I would really appreciate help with these two problems. Thanks!

1)

The region bounded by the curve y = x^(1/2) - 1, the lines x=2, x=3, and the x-axis, is rotated about the x-axis. Find the volume of the solid of revolution so formed.

Answer: [ 7/2 - 4.3^(1/2) +(8/3).2^(1.2) ] units^3

2)

I can't start this particular question because I don't know how to sketch

y = 1 / [ (1+x)^(1/2) ].

 

[tommykins]

cbf doing 1 but to do 2 you simply draw sqrt(1+x) and do the recipricol

 

[gurmies]

 

[taggs-sasuke]

tommykins:

I can sketch y = (1+x)^(1/2) but I don't know how to sketch the reciprocal (in fact, I don't know how to sketch the reciprocal of any function TT).

gurmies:

Thanks!
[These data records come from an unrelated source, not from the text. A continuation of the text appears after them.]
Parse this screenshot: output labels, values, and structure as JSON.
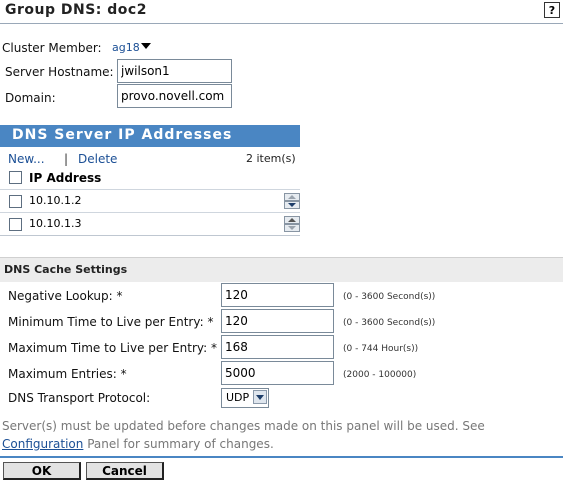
{
  "header": {
    "title": "Group DNS: doc2",
    "help_label": "?"
  },
  "form": {
    "cluster_member_label": "Cluster Member:",
    "cluster_member_value": "ag18",
    "server_hostname_label": "Server Hostname:",
    "server_hostname_value": "jwilson1",
    "domain_label": "Domain:",
    "domain_value": "provo.novell.com"
  },
  "dns_table": {
    "title": "DNS Server IP Addresses",
    "new_label": "New...",
    "separator": "|",
    "delete_label": "Delete",
    "count_label": "2 item(s)",
    "column_header": "IP Address",
    "rows": [
      {
        "ip": "10.10.1.2"
      },
      {
        "ip": "10.10.1.3"
      }
    ]
  },
  "cache": {
    "section_title": "DNS Cache Settings",
    "negative_lookup_label": "Negative Lookup: *",
    "negative_lookup_value": "120",
    "negative_lookup_hint": "(0 - 3600 Second(s))",
    "min_ttl_label": "Minimum Time to Live per Entry: *",
    "min_ttl_value": "120",
    "min_ttl_hint": "(0 - 3600 Second(s))",
    "max_ttl_label": "Maximum Time to Live per Entry: *",
    "max_ttl_value": "168",
    "max_ttl_hint": "(0 - 744 Hour(s))",
    "max_entries_label": "Maximum Entries: *",
    "max_entries_value": "5000",
    "max_entries_hint": "(2000 - 100000)",
    "transport_label": "DNS Transport Protocol:",
    "transport_value": "UDP"
  },
  "message": {
    "text_before": "Server(s) must be updated before changes made on this panel will be used. See ",
    "link": "Configuration",
    "text_after": " Panel for summary of changes."
  },
  "buttons": {
    "ok": "OK",
    "cancel": "Cancel"
  },
  "colors": {
    "accent": "#4a86c3",
    "link": "#1b4f95",
    "section_bg": "#ececec"
  }
}
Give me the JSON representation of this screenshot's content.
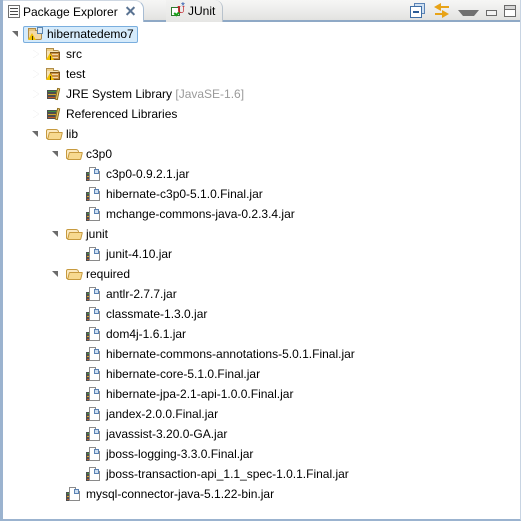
{
  "view": {
    "tabs": [
      {
        "label": "Package Explorer",
        "icon": "package-explorer-icon",
        "active": true,
        "closable": true
      },
      {
        "label": "JUnit",
        "icon": "junit-icon",
        "active": false,
        "closable": false
      }
    ],
    "toolbar": [
      {
        "name": "collapse-all-button",
        "tooltip": "Collapse All"
      },
      {
        "name": "link-with-editor-button",
        "tooltip": "Link with Editor"
      },
      {
        "name": "view-menu-button",
        "tooltip": "View Menu"
      },
      {
        "name": "minimize-button",
        "tooltip": "Minimize"
      },
      {
        "name": "maximize-button",
        "tooltip": "Maximize"
      }
    ]
  },
  "colors": {
    "selection_fill": "#d6ebfb",
    "selection_border": "#7aaede",
    "tab_underline": "#8fa9c6",
    "dim_text": "#9a9a9a",
    "frame": "#9bb3cf"
  },
  "tree": {
    "rows": [
      {
        "depth": 0,
        "twisty": "expanded",
        "icon": "java-project-icon",
        "label": "hibernatedemo7",
        "suffix": "",
        "selected": true
      },
      {
        "depth": 1,
        "twisty": "collapsed",
        "icon": "source-folder-icon",
        "label": "src",
        "suffix": "",
        "selected": false
      },
      {
        "depth": 1,
        "twisty": "collapsed",
        "icon": "source-folder-icon",
        "label": "test",
        "suffix": "",
        "selected": false
      },
      {
        "depth": 1,
        "twisty": "collapsed",
        "icon": "library-icon",
        "label": "JRE System Library ",
        "suffix": "[JavaSE-1.6]",
        "selected": false
      },
      {
        "depth": 1,
        "twisty": "collapsed",
        "icon": "library-icon",
        "label": "Referenced Libraries",
        "suffix": "",
        "selected": false
      },
      {
        "depth": 1,
        "twisty": "expanded",
        "icon": "folder-icon",
        "label": "lib",
        "suffix": "",
        "selected": false
      },
      {
        "depth": 2,
        "twisty": "expanded",
        "icon": "folder-icon",
        "label": "c3p0",
        "suffix": "",
        "selected": false
      },
      {
        "depth": 3,
        "twisty": "none",
        "icon": "jar-icon",
        "label": "c3p0-0.9.2.1.jar",
        "suffix": "",
        "selected": false
      },
      {
        "depth": 3,
        "twisty": "none",
        "icon": "jar-icon",
        "label": "hibernate-c3p0-5.1.0.Final.jar",
        "suffix": "",
        "selected": false
      },
      {
        "depth": 3,
        "twisty": "none",
        "icon": "jar-icon",
        "label": "mchange-commons-java-0.2.3.4.jar",
        "suffix": "",
        "selected": false
      },
      {
        "depth": 2,
        "twisty": "expanded",
        "icon": "folder-icon",
        "label": "junit",
        "suffix": "",
        "selected": false
      },
      {
        "depth": 3,
        "twisty": "none",
        "icon": "jar-icon",
        "label": "junit-4.10.jar",
        "suffix": "",
        "selected": false
      },
      {
        "depth": 2,
        "twisty": "expanded",
        "icon": "folder-icon",
        "label": "required",
        "suffix": "",
        "selected": false
      },
      {
        "depth": 3,
        "twisty": "none",
        "icon": "jar-icon",
        "label": "antlr-2.7.7.jar",
        "suffix": "",
        "selected": false
      },
      {
        "depth": 3,
        "twisty": "none",
        "icon": "jar-icon",
        "label": "classmate-1.3.0.jar",
        "suffix": "",
        "selected": false
      },
      {
        "depth": 3,
        "twisty": "none",
        "icon": "jar-icon",
        "label": "dom4j-1.6.1.jar",
        "suffix": "",
        "selected": false
      },
      {
        "depth": 3,
        "twisty": "none",
        "icon": "jar-icon",
        "label": "hibernate-commons-annotations-5.0.1.Final.jar",
        "suffix": "",
        "selected": false
      },
      {
        "depth": 3,
        "twisty": "none",
        "icon": "jar-icon",
        "label": "hibernate-core-5.1.0.Final.jar",
        "suffix": "",
        "selected": false
      },
      {
        "depth": 3,
        "twisty": "none",
        "icon": "jar-icon",
        "label": "hibernate-jpa-2.1-api-1.0.0.Final.jar",
        "suffix": "",
        "selected": false
      },
      {
        "depth": 3,
        "twisty": "none",
        "icon": "jar-icon",
        "label": "jandex-2.0.0.Final.jar",
        "suffix": "",
        "selected": false
      },
      {
        "depth": 3,
        "twisty": "none",
        "icon": "jar-icon",
        "label": "javassist-3.20.0-GA.jar",
        "suffix": "",
        "selected": false
      },
      {
        "depth": 3,
        "twisty": "none",
        "icon": "jar-icon",
        "label": "jboss-logging-3.3.0.Final.jar",
        "suffix": "",
        "selected": false
      },
      {
        "depth": 3,
        "twisty": "none",
        "icon": "jar-icon",
        "label": "jboss-transaction-api_1.1_spec-1.0.1.Final.jar",
        "suffix": "",
        "selected": false
      },
      {
        "depth": 2,
        "twisty": "none",
        "icon": "jar-icon",
        "label": "mysql-connector-java-5.1.22-bin.jar",
        "suffix": "",
        "selected": false
      }
    ]
  }
}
I also realised the answer I typed out is missing pie.

 

[tommykins]

assymtote at whenever the graph has a root.

you then use logic for the shape of the curve.

 

[taggs-sasuke]

assymtote at whenever the graph has a root.

you then use logic for the shape of the curve.

Oh, ok. Thanks. I'll give it a try.

 

[shaon0]

Someone's learnt integration.

 

[bored of sc]

tommykins:

I can sketch y = (1+x)^(1/2) but I don't know how to sketch the reciprocal (in fact, I don't know how to sketch the reciprocal of any function TT).

Also, values of x for when graph is positive/negative is the same i.e. since graph is postive for all values of x (I think) than the reciprocal graph will also be positive for all values of x.